Part II – Sight Lines and Choice
I was six feet two inches tall when I was injured, so was pretty accustomed to having the line of sight I wanted, unless I happened to be behind an NBA team in a crowd.
My wheelchair is twenty four inches wide, probably less by a couple or so than the one I started out in in 1973, but nonetheless, wider at its narrowest than my body.
Not being able to stand in a crowd is really a drag. It happens in lots of places. Parades, sporting events (at the best moments of course; people stand at the high dramatic points of a game), concerts (more on my years with the Grateful Dead in a moment), weddings and Bar/Bat Mitzvahs, and plenty more I’m sure you can think of on your own. The sight lines suck from down here.
Oddly, being tall in a wheelchair has its problems. The supporting plate for my feet needs to clear the ground by at least two inches, so given that plus my long legs, I have trouble getting my knees under a lot of tables, especially people’s dining room tables at home. (I had to make quite a search to finally find a table I loved for home that looked good, too.)
The advantage is that there is increasingly better seating for chair users in theaters and sports arenas. The Grateful Dead really did us a big favor, setting up a platform at the back of the floor, above the crowd, dead center on the stage. Best seats in the house!
Being wide comes up all over the place; stores, getting between cars in parking lots, down the aisle in airplanes (not an option, so you have to submit to being strapped into an “aisle chair” and carried in as cargo, almost), and not being able to get to the best table in the house at a restaurant because, once people are in their chairs, there isn’t usually enough space to pass between their backs to get through the place.
This is why the host/hostess typically offers us the table closest to the front, imagining it as a convenience, except that it’s right where people are coming in and being noisy and kicking your wheels as they go by because they aren’t very spatially-conscious. And it’s away from the window table where my companion and I would prefer to watch the sun set over the Golden Gate Bridge.

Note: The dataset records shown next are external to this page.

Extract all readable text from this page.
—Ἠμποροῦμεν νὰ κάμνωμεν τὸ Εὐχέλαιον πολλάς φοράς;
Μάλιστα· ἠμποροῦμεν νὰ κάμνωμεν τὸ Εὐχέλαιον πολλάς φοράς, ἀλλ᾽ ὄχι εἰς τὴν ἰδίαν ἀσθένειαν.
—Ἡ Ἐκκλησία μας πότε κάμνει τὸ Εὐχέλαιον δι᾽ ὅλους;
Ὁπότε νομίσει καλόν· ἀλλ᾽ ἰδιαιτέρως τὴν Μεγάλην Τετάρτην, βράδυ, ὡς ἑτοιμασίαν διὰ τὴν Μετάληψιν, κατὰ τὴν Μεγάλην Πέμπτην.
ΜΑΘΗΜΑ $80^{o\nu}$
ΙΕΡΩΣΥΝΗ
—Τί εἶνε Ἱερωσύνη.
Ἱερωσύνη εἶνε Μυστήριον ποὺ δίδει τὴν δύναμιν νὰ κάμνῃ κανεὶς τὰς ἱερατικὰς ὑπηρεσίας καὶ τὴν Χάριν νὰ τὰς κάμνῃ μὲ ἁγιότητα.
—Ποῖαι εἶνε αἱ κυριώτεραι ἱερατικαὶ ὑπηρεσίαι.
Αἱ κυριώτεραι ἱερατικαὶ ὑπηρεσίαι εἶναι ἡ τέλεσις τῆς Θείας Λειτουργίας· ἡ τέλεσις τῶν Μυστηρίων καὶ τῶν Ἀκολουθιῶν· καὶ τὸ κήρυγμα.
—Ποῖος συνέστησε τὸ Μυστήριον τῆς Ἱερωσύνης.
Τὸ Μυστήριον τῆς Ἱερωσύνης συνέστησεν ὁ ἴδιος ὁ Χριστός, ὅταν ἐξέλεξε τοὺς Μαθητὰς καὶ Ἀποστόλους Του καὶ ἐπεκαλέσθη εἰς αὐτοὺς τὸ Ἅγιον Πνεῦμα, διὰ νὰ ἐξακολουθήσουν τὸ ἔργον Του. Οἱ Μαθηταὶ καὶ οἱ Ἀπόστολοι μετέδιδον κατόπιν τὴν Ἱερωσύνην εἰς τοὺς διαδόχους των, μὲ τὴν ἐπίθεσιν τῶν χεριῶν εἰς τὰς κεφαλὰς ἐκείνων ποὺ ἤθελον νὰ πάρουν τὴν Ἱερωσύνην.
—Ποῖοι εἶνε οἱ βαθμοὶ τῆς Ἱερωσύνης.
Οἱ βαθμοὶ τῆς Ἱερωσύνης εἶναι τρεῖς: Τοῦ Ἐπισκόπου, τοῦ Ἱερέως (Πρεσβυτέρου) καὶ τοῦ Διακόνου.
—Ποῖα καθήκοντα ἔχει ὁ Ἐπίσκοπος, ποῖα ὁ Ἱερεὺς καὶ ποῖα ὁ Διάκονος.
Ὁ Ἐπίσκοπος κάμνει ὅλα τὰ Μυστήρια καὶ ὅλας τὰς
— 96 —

So we get limited choice. There are only certain places we are essentially allowed to be in those restaurants, theaters, sports arenas, weddings and Bar Mitzvahs, parties, or business conferences and meetings, and so on. People, all with good intention, often try to mitigate this by setting a place aside for you, but what they’ve actually done is taken away my very option of having a choice. Think how it would feel for someone to tell you at an event of some kind that this is where you will sit, and that’s that.
The loss of choice and sight lines is, frankly, more frustrating for me than the fact of not being able to walk. It’s the functional issues that have the emotional impact. It’s the environment that disables, not the fact of paralysis itself.
Being short and wide in a crowd is a very tense experience. People tend to not look down, and there are lots of toes to potentially run over and shins to bang into. Getting people’s attention is not fun (my gentle hand on their arm or shoulder to ask them to let me pass, as they apologize profusely), and even if you get ahead to the scene of the action, now you have the reverse problem; being in the front of the crowd and having to work your way back. And, not being able to move in the crunch of the crowd, choice is certainly limited. Nowhere to go if you can’t even move. Or see where you are.
So the greatest appeal of eLEGS for me is to counter these two deficits of sitting, height and choice. Low and wide may not bad for certain baseball pitches, but not so great when it’s your only choice. I love the idea that I could stand up with the crowd when the Warriors go on a run against the Lakers (unlikely as this particular scenario might be), or when the room is on their feet to toast the bride and groom and watch them have their first dance as husband and wife, or to get to a closer seat toward the center for a symphony concert.
But it was some small consolation that I had the best view of Jerry Garcia in the good old days.